Yazının icadından önce insanlar daha dürüstlerdi. Belki de birbirilerinin gözlerinin içine derin bakmayı bilmiyorlardı. Ama yabancılaşmayla gelen bir tsunami sonrası, bırak birbirinin gözlerini çıkarmak, aynadaki yansıyanın kim olduğunu bile kimse bilmiyor artık.
Bir devenin çölü aşarken susuzluktan ölmemek için hörgücüne suyu doldurması gibi, insanlar dertleri gömdüler yüreklerine yüzyıllardır.
İşte böylece ben de diyebilirim ki çok susuzluk çektim sana gelene kadar. Yetmedi dertlerim, tükendiler tepeye çıktığımda. Başım döndü gördüklerimden, o zaman Ciora’nın zehirli şarabından içtim, gülerek göz yaşlarımı saklamak için.
Makar Devuşkin ile Varvara Dobroselova arasında geçen yalnızlıkta o kadar buldum ki kendimi, az kalsın ortalarındaki Dostoyevski’yi görmeyip üzerine basıyordum çamura batmış ayaklarımla.
Bu sakarlığa dayanamayıp, vardığım zirveden bıraktım kendimi aşağılara. Bir baktım birisi sesleniyor derinlerden.
“Boşuna gelme, yine tırmanacaksın o tepeyi!”
Bu Albert’ti. Yalan söylemiyorum, gerçekten o idi! Ama çok geçti artık! Ayak bastım böylece irrasyonalizmin toprağına. Gördüklerimden hayretler içinde kaldım. Mideme kramplar girdi. Tekrar cesaret bulamadım tırmanmaya, mecalim de kalmamıştı ya gerçi. Tam ölmek üzereyken, pos bıyıklı manyak bir mağara adamı çıktı karşıma.
“Önünden çekil!” diye haykırdı kulağıma.
O kadar içten demişti ki, ilk kez oturdum kendim için ağladım ölüm vadisinin ortasında. Geriye akıtacak bir damla su kalmadığında, kafamı kaldırıp, geldiğim yere doğru baktım. Yukarılardan, tepelerden bir ses geliyordu, alaca karanlıkta iyi seçemiyordu gözlerim: uluyan bir kurttu sanki gördüğüm. Sanki o da gitmek istiyordu bir yerlere, ormanda izini kaybettirmek sahiplerine.

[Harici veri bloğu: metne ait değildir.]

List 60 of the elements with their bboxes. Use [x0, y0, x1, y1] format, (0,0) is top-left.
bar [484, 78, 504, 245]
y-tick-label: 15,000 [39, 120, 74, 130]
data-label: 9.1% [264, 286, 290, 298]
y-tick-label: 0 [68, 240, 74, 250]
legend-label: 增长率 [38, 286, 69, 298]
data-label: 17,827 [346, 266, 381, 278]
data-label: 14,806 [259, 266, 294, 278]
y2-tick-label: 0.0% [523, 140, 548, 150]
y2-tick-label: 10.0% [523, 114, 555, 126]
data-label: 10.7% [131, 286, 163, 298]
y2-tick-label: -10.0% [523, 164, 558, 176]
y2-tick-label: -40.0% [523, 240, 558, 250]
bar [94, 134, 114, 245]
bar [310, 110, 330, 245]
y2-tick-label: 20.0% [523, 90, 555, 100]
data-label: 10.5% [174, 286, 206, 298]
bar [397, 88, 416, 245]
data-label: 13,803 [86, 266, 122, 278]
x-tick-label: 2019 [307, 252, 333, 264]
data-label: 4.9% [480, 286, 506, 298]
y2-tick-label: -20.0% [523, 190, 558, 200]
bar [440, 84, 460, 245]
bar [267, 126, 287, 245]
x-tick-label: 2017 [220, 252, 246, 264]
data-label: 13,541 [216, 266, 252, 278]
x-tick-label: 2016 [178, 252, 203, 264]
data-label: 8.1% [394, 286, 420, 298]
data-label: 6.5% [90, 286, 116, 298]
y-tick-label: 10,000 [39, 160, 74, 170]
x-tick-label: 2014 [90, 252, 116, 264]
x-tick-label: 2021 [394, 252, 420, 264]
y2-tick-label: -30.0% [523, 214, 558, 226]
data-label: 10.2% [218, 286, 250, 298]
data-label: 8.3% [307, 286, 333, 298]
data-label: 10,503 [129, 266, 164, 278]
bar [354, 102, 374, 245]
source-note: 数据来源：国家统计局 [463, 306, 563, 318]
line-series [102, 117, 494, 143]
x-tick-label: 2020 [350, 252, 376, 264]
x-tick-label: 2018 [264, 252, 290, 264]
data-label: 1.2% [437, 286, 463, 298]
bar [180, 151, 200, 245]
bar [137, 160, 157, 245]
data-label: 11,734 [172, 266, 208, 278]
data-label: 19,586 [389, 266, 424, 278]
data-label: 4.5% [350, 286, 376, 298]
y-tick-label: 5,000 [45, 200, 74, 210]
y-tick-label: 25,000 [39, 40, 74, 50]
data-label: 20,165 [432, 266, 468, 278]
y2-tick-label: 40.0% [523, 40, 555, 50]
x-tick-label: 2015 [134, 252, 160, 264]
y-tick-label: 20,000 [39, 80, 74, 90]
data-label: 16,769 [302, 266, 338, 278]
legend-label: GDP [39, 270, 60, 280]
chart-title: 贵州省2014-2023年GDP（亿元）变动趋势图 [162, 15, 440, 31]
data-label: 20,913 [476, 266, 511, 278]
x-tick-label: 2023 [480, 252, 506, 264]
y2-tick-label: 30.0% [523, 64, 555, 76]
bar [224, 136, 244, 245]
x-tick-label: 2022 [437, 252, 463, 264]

Gözlerim aşağıların karanlığına iyice alışınca, sonra anladım ki… Sanki… Sanki o hayvan, vahşetin çağırısını duymuş, kanı özgürlüğe susamış bir köpekti, kurttan çok.
“Gel” dedi biri karanlığın içinden, elimden tuttu o ara. “Bu ormanda ne hikayeler vardı, Adem’den önce bir bilsen…”
Dönüp yüzüne baktım. Yorgun bir denizciydi. Hemen şapkasından tanıdım onu. Doğruca ardından ormana daldım, tekrar o dağın tepesine tırmanmak için. Yolda ağaçlar kulağıma neler fısıldadılar neler… Giordano Bruno’yla Kadim Pythagoras yakılırken, ikisi de acı çekmemiş, yüreklerine çöken hüzün uyuşturmuş tüm sinirlerini. Sokrates, azap zehrini dikerken kafasına, cennet bahçesinde son kadehini kaldırmış meğer. Daha neler neler…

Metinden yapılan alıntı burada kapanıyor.